A tecnologia está avançando — mas estamos preparados para tudo isso?

A tecnologia não para. Enquanto ainda estamos tentando entender o que a inteligência artificial já consegue fazer, novas ferramentas e possibilidades surgem praticamente todos os dias.
E as últimas notícias mostram que essa corrida está ficando cada vez mais intensa.

A inteligência artificial está ficando mais poderosa
A OpenAI anunciou o GPT-6 Astra, seu novo modelo de inteligência artificial, com capacidades ampliadas para programação, ciência, uso de computadores e tarefas profissionais.
A empresa também apresentou uma nova Agents API, voltada para sistemas capazes de realizar tarefas com cada vez mais autonomia.
Ou seja: estamos saindo de uma fase em que a IA apenas respondia às nossas perguntas para outra em que ela começa a fazer coisas por nós.
E a escala é impressionante
Para acompanhar esse crescimento, a OpenAI também está ampliando sua infraestrutura para atender uma base que pode ultrapassar 1 bilhão de usuários do ChatGPT.
Por trás de cada pergunta feita a uma inteligência artificial existem servidores, processadores, armazenamento e uma enorme estrutura física.
E isso nos leva a outro ponto.
O Brasil quer entrar nessa corrida
A indústria projeta investimentos de até R$ 1,5 trilhão em data centers no Brasil nos próximos anos.
São estruturas fundamentais para manter funcionando toda essa nova economia digital.
A inteligência artificial pode parecer algo que acontece apenas na tela do celular ou do computador, mas, na realidade, existe uma enorme infraestrutura física por trás dela.
Mas e quando a tecnologia é usada para o mal?
Essa talvez seja uma das questões mais preocupantes.
A Anthropic revelou casos em que seu modelo Claude teria sido utilizado em tentativas relacionadas ao desenvolvimento de sistemas para mísseis, espionagem, ataques cibernéticos e outras atividades ilícitas.
A empresa afirma ter identificado e bloqueado as contas envolvidas.
O episódio mostra que, quanto mais poderosa uma tecnologia se torna, maior também é a preocupação com aquilo que pode ser feito com ela.
Estamos ficando dependentes?
Enquanto a inteligência artificial avança, as autoridades também começam a olhar para a nossa relação com a tecnologia.
No Brasil, a Autoridade Nacional de Proteção de Dados (ANPD) pretende investigar mecanismos utilizados por plataformas digitais, como a rolagem infinita e o excesso de notificações.
E isso toca em uma questão muito presente no nosso cotidiano:
por que pegamos o celular mesmo quando não temos nada para fazer nele?
E o celular continua evoluindo
Enquanto tudo isso acontece, os smartphones também continuam avançando.
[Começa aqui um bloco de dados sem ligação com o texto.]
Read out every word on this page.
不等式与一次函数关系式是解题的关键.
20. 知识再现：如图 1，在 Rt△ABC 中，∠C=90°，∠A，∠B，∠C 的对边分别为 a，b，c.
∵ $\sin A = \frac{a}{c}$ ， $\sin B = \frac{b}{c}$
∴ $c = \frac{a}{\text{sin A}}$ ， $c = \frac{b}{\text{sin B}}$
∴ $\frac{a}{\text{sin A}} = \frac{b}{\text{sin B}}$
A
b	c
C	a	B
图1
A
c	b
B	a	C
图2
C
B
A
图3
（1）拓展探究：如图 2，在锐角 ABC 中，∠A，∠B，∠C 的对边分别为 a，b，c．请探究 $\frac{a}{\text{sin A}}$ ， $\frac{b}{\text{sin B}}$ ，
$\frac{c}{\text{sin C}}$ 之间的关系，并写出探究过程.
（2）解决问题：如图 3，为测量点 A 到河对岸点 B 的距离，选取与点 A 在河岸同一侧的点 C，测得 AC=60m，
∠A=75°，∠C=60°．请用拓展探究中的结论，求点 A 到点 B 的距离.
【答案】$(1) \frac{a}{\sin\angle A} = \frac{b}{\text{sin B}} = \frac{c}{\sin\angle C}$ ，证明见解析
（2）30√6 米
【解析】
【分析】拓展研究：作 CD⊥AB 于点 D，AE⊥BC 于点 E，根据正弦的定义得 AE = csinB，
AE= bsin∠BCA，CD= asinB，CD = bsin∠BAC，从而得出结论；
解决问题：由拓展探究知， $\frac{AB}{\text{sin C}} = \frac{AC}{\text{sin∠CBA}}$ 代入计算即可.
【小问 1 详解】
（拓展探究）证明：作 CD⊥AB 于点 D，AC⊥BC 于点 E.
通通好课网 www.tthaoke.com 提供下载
A Apple apresentou o iPhone 18 Pro e o iPhone 18 Pro Max, com novo processador, melhorias nas câmeras e novos recursos de inteligência artificial.
A cada geração, nossos aparelhos fazem mais coisas.
E nós precisamos fazer menos.
Afinal, para onde estamos indo?
Tudo isso me faz pensar nos textos que escrevi anteriormente aqui no blog.
Primeiro, falei sobre como a tecnologia está tornando algumas tarefas tão fáceis que estamos deixando de fazê-las.
Depois, falei sobre como estamos perdendo o prazer de fazer determinadas coisas sem pressa.
Agora, olhando para tudo o que está acontecendo, a pergunta parece ainda mais importante:
o que acontecerá quando a tecnologia não apenas facilitar nossas tarefas, mas começar a executá-las por nós?
Talvez a grande discussão dos próximos anos não seja apenas sobre aquilo que a inteligência artificial será capaz de fazer.
Talvez seja sobre aquilo que nós ainda vamos querer fazer por conta própria.
Porque tecnologia pode nos dar mais tempo.
A questão é: o que estamos fazendo com esse tempo?